Я сдвинул ветки в сторону. Глаза, ослепленные светом прогалины, не могли ничего различить. Шагнул в сумрачное царство флоры, нещадно ломая хрупкие побеги, раздавливая желтые цветы, забивая глиной муравьиные скважины. Еще шаг… Прохлада. Запах прелой земли. Никого. Ни обезьяны, ни виверры, ни тигрицы. Но здесь кто-то был. Мои глаза привыкли к сумеркам, и я стал различать сломанные ветки, примятую траву. Я опустился на корточки. А вот и неопровержимое доказательство. Окурок! Тот самый банальный окурок, который сыщики во все времена находили на местах преступлений. Великая, вездесущая, безжалостная улика! Будь моя воля, я воздвиг бы памятник окурку.

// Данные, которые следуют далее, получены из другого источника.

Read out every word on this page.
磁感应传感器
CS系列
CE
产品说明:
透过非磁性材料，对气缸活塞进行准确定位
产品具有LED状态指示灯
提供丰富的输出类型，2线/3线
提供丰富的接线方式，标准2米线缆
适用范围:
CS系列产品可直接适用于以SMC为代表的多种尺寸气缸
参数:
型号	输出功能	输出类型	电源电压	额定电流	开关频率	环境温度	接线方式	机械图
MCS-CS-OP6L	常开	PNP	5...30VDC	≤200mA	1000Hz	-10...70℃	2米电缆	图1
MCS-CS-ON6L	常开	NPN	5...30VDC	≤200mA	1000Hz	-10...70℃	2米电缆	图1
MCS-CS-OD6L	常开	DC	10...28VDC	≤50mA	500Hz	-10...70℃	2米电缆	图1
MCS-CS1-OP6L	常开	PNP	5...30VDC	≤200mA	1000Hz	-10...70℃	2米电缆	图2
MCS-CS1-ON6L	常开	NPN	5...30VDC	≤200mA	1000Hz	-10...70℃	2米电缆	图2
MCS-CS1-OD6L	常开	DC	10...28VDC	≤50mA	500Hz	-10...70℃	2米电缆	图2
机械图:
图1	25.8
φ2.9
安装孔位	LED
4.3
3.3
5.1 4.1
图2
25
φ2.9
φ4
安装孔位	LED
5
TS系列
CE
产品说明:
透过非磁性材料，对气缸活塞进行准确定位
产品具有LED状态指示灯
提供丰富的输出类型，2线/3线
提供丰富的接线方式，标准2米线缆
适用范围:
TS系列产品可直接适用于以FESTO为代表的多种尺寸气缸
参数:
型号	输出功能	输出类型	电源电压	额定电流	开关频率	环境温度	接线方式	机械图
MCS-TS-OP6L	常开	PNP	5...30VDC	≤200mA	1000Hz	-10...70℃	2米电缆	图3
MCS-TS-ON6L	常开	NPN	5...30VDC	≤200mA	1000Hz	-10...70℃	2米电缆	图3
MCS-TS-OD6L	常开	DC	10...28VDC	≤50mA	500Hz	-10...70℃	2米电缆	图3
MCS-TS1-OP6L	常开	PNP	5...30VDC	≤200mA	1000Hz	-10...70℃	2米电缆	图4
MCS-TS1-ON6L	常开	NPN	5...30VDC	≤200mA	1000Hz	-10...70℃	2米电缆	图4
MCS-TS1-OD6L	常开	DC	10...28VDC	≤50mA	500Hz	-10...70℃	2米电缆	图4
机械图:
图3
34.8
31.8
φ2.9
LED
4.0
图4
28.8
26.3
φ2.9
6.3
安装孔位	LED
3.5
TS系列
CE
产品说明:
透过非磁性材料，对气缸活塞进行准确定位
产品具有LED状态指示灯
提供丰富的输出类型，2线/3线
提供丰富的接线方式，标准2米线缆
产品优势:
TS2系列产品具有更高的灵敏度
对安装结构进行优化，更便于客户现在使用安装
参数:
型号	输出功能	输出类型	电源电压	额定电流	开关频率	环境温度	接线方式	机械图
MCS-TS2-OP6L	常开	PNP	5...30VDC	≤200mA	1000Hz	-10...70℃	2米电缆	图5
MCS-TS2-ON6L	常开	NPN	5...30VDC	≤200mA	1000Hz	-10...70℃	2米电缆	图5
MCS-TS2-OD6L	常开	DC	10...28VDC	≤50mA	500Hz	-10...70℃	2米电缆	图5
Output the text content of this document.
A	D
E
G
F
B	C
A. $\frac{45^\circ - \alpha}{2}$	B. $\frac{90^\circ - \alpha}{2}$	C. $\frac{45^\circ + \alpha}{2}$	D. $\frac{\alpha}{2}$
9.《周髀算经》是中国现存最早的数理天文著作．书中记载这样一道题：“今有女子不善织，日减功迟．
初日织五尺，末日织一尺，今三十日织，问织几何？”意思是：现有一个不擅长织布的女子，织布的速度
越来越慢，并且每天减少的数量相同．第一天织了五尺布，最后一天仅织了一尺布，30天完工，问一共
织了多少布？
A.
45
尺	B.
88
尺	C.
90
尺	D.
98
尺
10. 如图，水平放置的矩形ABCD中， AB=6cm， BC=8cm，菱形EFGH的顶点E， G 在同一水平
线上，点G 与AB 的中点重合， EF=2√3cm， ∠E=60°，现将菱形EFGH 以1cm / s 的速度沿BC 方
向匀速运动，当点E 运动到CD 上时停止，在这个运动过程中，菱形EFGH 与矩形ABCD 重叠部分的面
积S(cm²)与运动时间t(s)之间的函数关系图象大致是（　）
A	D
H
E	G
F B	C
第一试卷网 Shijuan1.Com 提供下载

Я взял его и поднес к глазам. Окурок был свежий, если, конечно, это определение приемлемо в отношении него, то есть не намокший, не заплесневевший. Человек, стоявший здесь, накуриться вволю не успел, затушив о землю почти целую сигарету. Как говорят в народе, «забычковал». Сделал он это сильным движением, буквально вдавив тлеющий кончик в землю. Фильтр сухой, целый, не прикушенный. Марка – московская «Ява»… Я не мог припомнить, курил Морфичев или нет?